Two aldermen, Sophia King and Brendan Reilly, introduced an ordinance last week to rename Balbo Drive, which takes its name from World War II aviator Italo Balbo, for Wells.
But renaming Balbo Drive is the wrong move. Why risk pitting Italian-Americans against African-Americans in a divisive, distracting game of “Whose street is this?”
There’s no need to squabble over street names here. Not when there’s a better way to remember Wells, by building a major monument in her honor.
It’s about time, anyway, for the city to add a woman to its collection of commemorative busts and statues.
Wells’ descendants have been working for almost a decade to raise the $300,000 needed to build a memorial. Plans are to place it on a plaza on Langley Boulevard just south of 37th Street in Oakwood Shores, the mixed-income development that replaced the Ida B. Wells homes.
Acclaimed sculptor Richard Hunt, who has created numerous public art projects around town, designed the memorial that, once complete, would become part of the city’s public art collection.
So far, the Ida B. Wells Commemorative Art Committee is about halfway to its goal. If you value the contributions of women and African-Americans to our city, make a contribution at www.idabwellsmonument.org.
Want to know a bit more about Wells?
Born in Mississippi in 1862, Wells was just 16 when her parents died in a yellow fever epidemic and she took responsibility for raising her younger siblings. She moved to Memphis when a relative offered to help her find a teaching job there.
Wells wasn’t afraid to confront segregation head-on, even as a young black woman trying to make her way in life in the Jim Crow South.
That’s evident from a story that her daughter, Alfreda Duster, told Studs Terkel in a 1971 interview. On a train trip from Memphis to another small town, Wells refused to leave the first-class train car in which blacks weren’t supposed to ride.
After all, she’d bought a first-class ticket. So why should she move?
The train’s conductor thought otherwise, and with two other men, grabbed the young woman and dragged her off to the smoking car, Duster said. The whites in the car “got a good view and continued applauding the conductor for his brave stand,” Wells wrote in her autobiography.
Like all good journalists, Wells asked questions and went out to find the real story. She didn’t accept white southerners’ claims that black men were being lynched for raping white women.
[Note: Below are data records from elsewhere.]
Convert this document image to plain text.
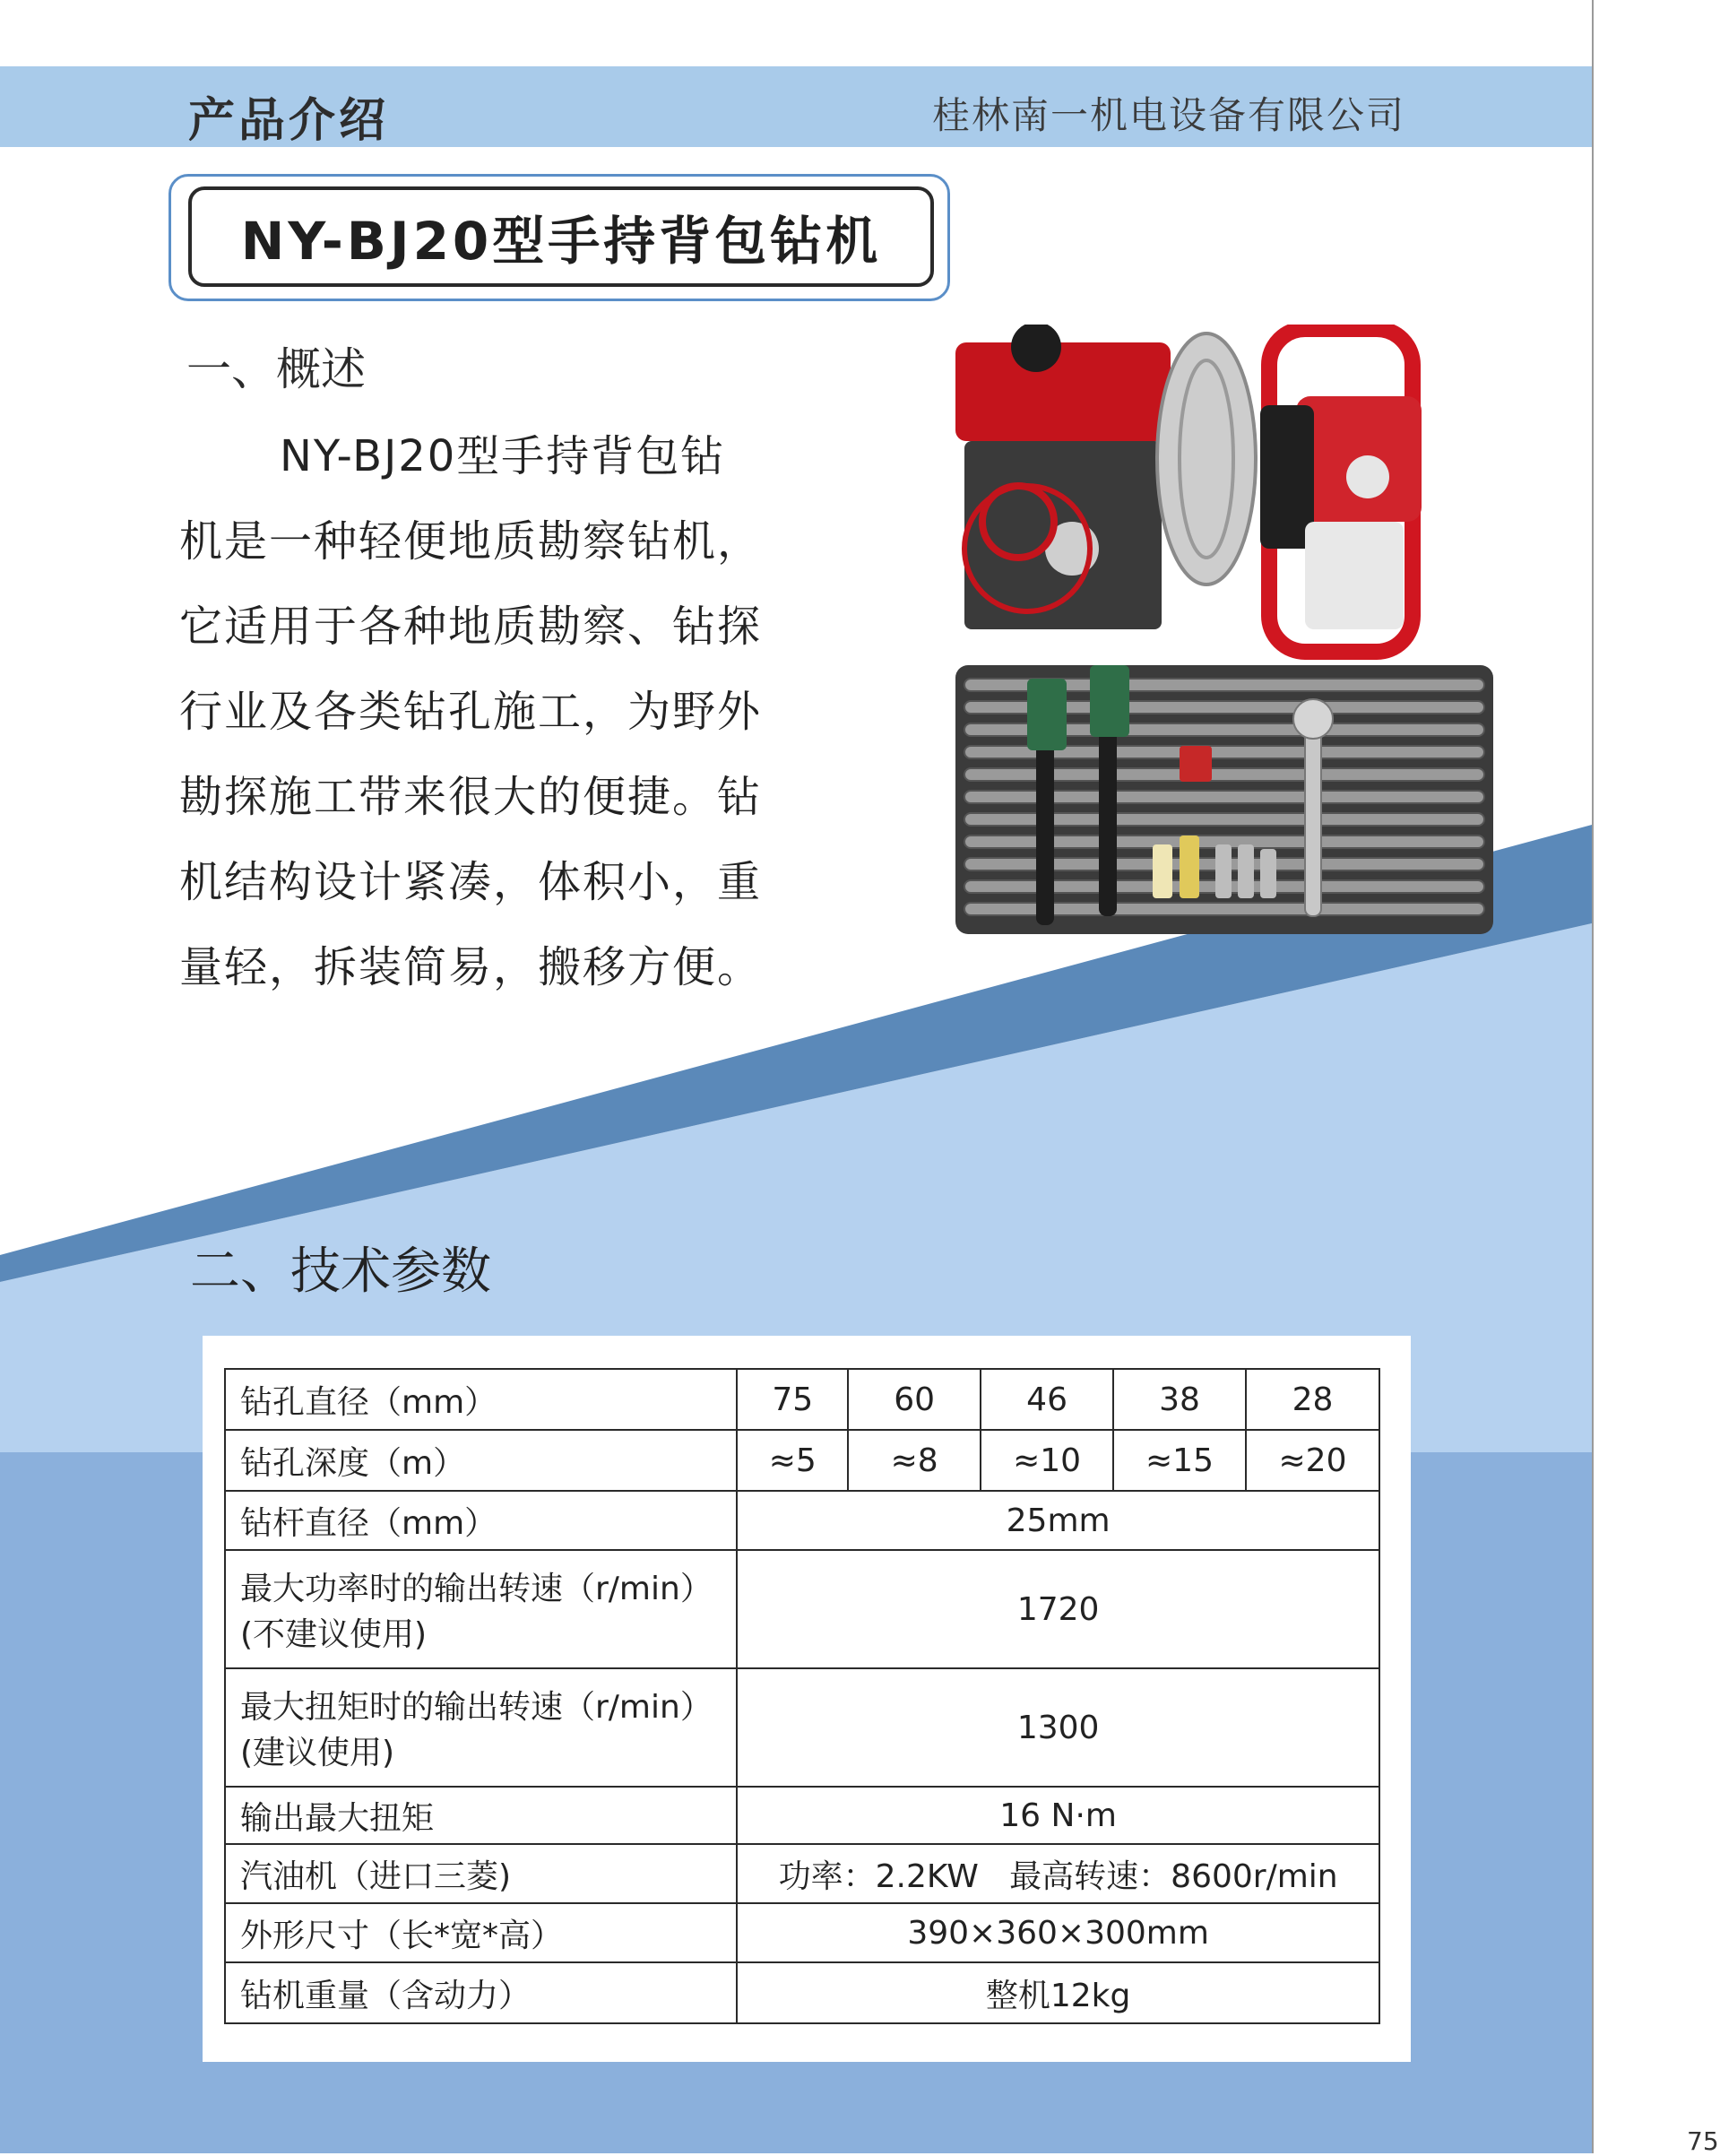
产品介绍	桂林南一机电设备有限公司
NY-BJ20型手持背包钻机
一、概述
NY-BJ20型手持背包钻
机是一种轻便地质勘察钻机，
它适用于各种地质勘察、钻探
行业及各类钻孔施工，为野外
勘探施工带来很大的便捷。钻
机结构设计紧凑，体积小，重
量轻，拆装简易，搬移方便。
二、技术参数
钻孔直径（mm）	75	60	46	38	28
钻孔深度（m）	≈5	≈8	≈10	≈15	≈20
钻杆直径（mm）	25mm				

最大功率时的输出转速（r/min）
(不建议使用)	1720				

最大扭矩时的输出转速（r/min）
(建议使用)	1300				
输出最大扭矩	16 N·m				
汽油机（进口三菱)	功率：2.2KW   最高转速：8600r/min				
外形尺寸（长*宽*高）	390×360×300mm				
钻机重量（含动力）	整机12kg				
75
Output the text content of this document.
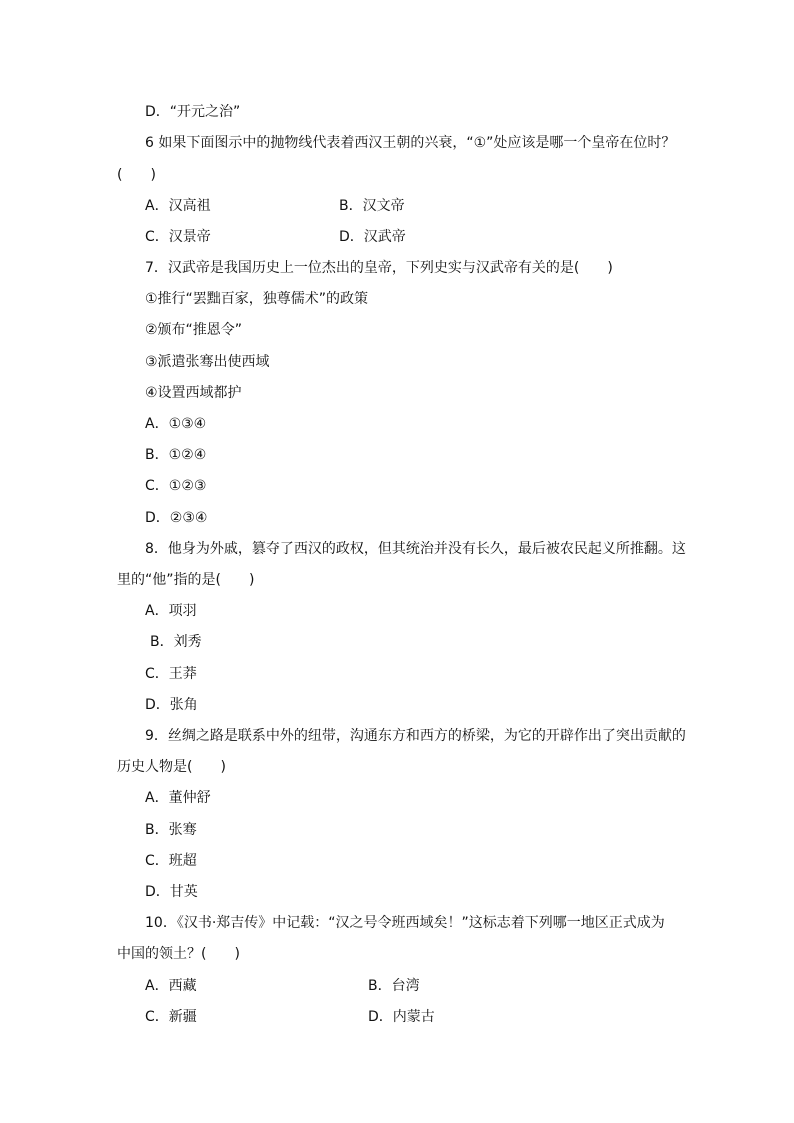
D．“开元之治”
6 如果下面图示中的抛物线代表着西汉王朝的兴衰，“①”处应该是哪一个皇帝在位时？
(　　)
A．汉高祖	B．汉文帝
C．汉景帝	D．汉武帝
7．汉武帝是我国历史上一位杰出的皇帝，下列史实与汉武帝有关的是(　　)
①推行“罢黜百家，独尊儒术”的政策
②颁布“推恩令”
③派遣张骞出使西域
④设置西域都护
A．①③④
B．①②④
C．①②③
D．②③④
8．他身为外戚，篡夺了西汉的政权，但其统治并没有长久，最后被农民起义所推翻。这
里的“他”指的是(　　)
A．项羽
B．刘秀
C．王莽
D．张角
9．丝绸之路是联系中外的纽带，沟通东方和西方的桥梁，为它的开辟作出了突出贡献的
历史人物是(　　)
A．董仲舒
B．张骞
C．班超
D．甘英
10．《汉书·郑吉传》中记载：“汉之号令班西域矣！”这标志着下列哪一地区正式成为
中国的领土？(　　)
A．西藏	B．台湾
C．新疆	D．内蒙古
Many of the victims, she learned in interviews conducted across the South, were “guilty” of nothing more than stepping outside the boundaries of segregation.
She published stories to that effect in the small Memphis newspaper she edited. Other newspapers railed against her. The newspaper’s offices and printing press were ransacked. Wells’ life was threatened.
“The fact that a black scoundrel is allowed to live and utter such loathsome and repulsive calumnies is a volume of evidence as to the wonderful patience of Southern whites. But we have had enough of it.” the Daily Commercial wrote.
So Wells fled to Chicago. She kept writing and speaking out against lynching and for civil rights. She helped to elect the city’s first black alderman, Oscar DePriest. She worked with Susan B. Anthony on behalf of women’s suffrage, and with Jane Addams against segregation in public schools. She had a modern marriage, with her husband caring for their children while she worked and traveled.
Wells died in 1931.
Last month, Montgomery, Alabama opened a memorial to lynching victims.
The woman who told many of those victims’ stories deserves a memorial in Chicago as well.